Öğrenmede başarıyı etkileyecek olan birçok kavram, kişilerde daha önceden var olmuş veya geliştirilmiş olan tutumlardan dolaylı olarak veya direkt bir şekilde etkilenir. Bu durum E- öğrenme ortamları için de geçerlidir ve öğrenmede başarıyı etkileyen kavramları etkileyen tutum, E-öğrenme ortamlarındaki verimliliği, güdülenmeleri ve bilgi uygulamasını da etkileyen önemli bir unsur olarak ifade

edilmektedir (Mohammadi vd., 2011). Bu anlamda E- öğrenme faaliyetlerinde öğrenenlerin veya öğreticilerin tutumlarının öğrenme süreçlerine başlamadan tespit edilmesi, öğrenmedeki motivasyon, güdülenme, verimlilik, etkililik, başarı gibi birçok unsuru artırmaya yönelik fikirlerin oluşmasında etkili olacaktır. Bunların yanı sıra E-öğrenmede tutumların belirlenmesinin sağlayacağı avantajlar şu şekilde sıralanabilir:

 Öğrencilerin E-öğrenmeye yönelik tutumlarının belirlenmesi onların beklenti ve ihtiyaçlarının zamanında ve uygun şekilde karşılanması fırsatını sunacak, bu durum ise öğretim sürecindeki başarıyı doğrudan etkileyecektir (Özgür ve Tosun, 2010)

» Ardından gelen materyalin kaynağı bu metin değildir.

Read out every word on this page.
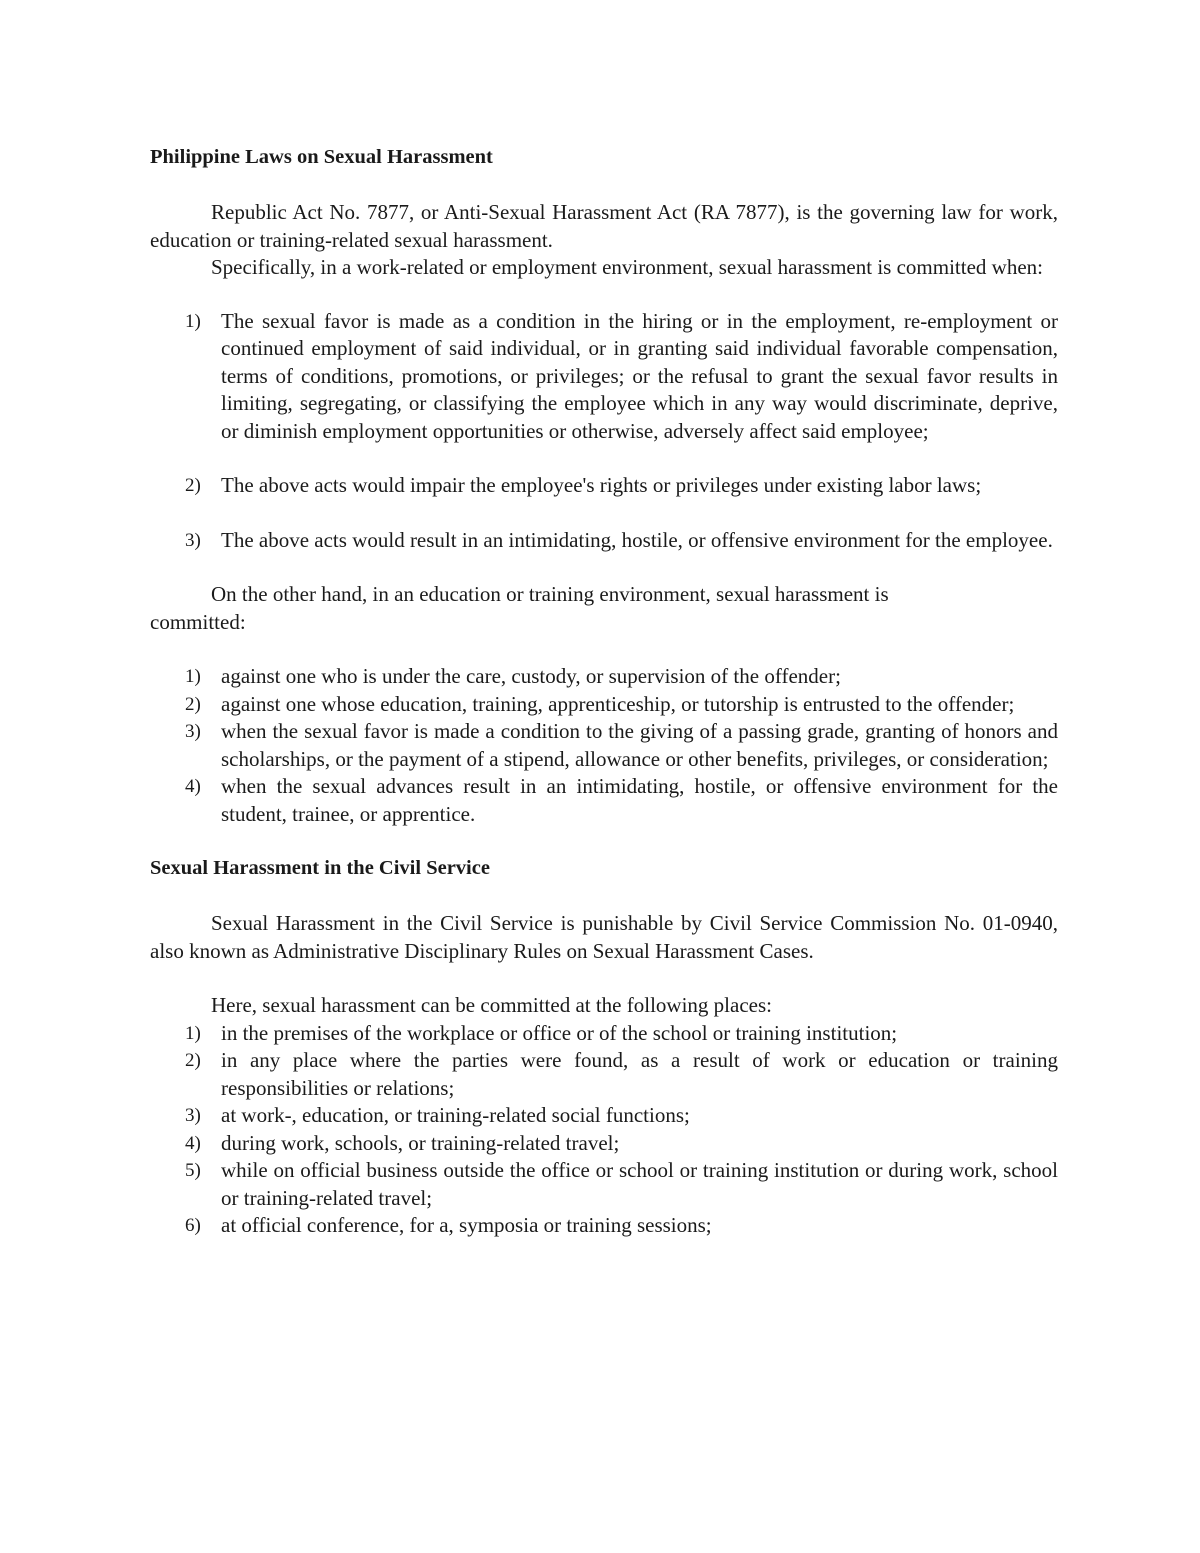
Philippine Laws on Sexual Harassment

Republic Act No. 7877, or Anti-Sexual Harassment Act (RA 7877), is the governing law for work, education or training-related sexual harassment.

Specifically, in a work-related or employment environment, sexual harassment is committed when:

1) The sexual favor is made as a condition in the hiring or in the employment, re-employment or continued employment of said individual, or in granting said individual favorable compensation, terms of conditions, promotions, or privileges; or the refusal to grant the sexual favor results in limiting, segregating, or classifying the employee which in any way would discriminate, deprive, or diminish employment opportunities or otherwise, adversely affect said employee;
2) The above acts would impair the employee's rights or privileges under existing labor laws;
3) The above acts would result in an intimidating, hostile, or offensive environment for the employee.

On the other hand, in an education or training environment, sexual harassment is committed:

1) against one who is under the care, custody, or supervision of the offender;
2) against one whose education, training, apprenticeship, or tutorship is entrusted to the offender;
3) when the sexual favor is made a condition to the giving of a passing grade, granting of honors and scholarships, or the payment of a stipend, allowance or other benefits, privileges, or consideration;
4) when the sexual advances result in an intimidating, hostile, or offensive environment for the student, trainee, or apprentice.
Sexual Harassment in the Civil Service

Sexual Harassment in the Civil Service is punishable by Civil Service Commission No. 01-0940, also known as Administrative Disciplinary Rules on Sexual Harassment Cases.

Here, sexual harassment can be committed at the following places:

1) in the premises of the workplace or office or of the school or training institution;
2) in any place where the parties were found, as a result of work or education or training responsibilities or relations;
3) at work-, education, or training-related social functions;
4) during work, schools, or training-related travel;
5) while on official business outside the office or school or training institution or during work, school or training-related travel;
6) at official conference, for a, symposia or training sessions;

 Öğrencilerin sürecin en başında E-öğrenmeye yönelik tutumlarının belirlenmesi, onların olumlu tutum geliştirmelerini sağlayacak uygun ortamların tasarlanmasına, uygulanmasına ve yeniden düzenlemeler yapılmasına kolaylık sağlayacak, bu süreç için harcanacak vakit, emek ve maliyet en aza inecektir. Bu durum da kurumların kaliteli eğitim, başarılı öğrenci, kalıcı öğrenme gibi hedeflerini gerçekleştirmelerine daha çok vakit ayırmaları fırsatını sunacaktır (Haznedar, 2012).

 Öğrencilerin E-öğrenmeye yönelik genel tutumlarını belirlemek, onların var olan programlara kayıt olmalarındaki etkiyi artırmada yardımcı olacaktır (Liaw vd., 2007).

 Öğrencilerin E-öğrenmeye yönelik tutumlarını belirlemek, öğrencilerin E- öğrenme sistemlerini ne ölçüde kullandığını belirlemede yardımcı olacaktır (Ong ve Lai, 2006).

 Öğrencilerin E-öğrenmeye yönelik olumlu tutumlarının derecesini belirlemek, öğrencilerin E-öğrenmeyi kullanmaya yönelik eğilimlerinin belirlenmesinde de yardımcı olacaktır (Liaw vd., 2007).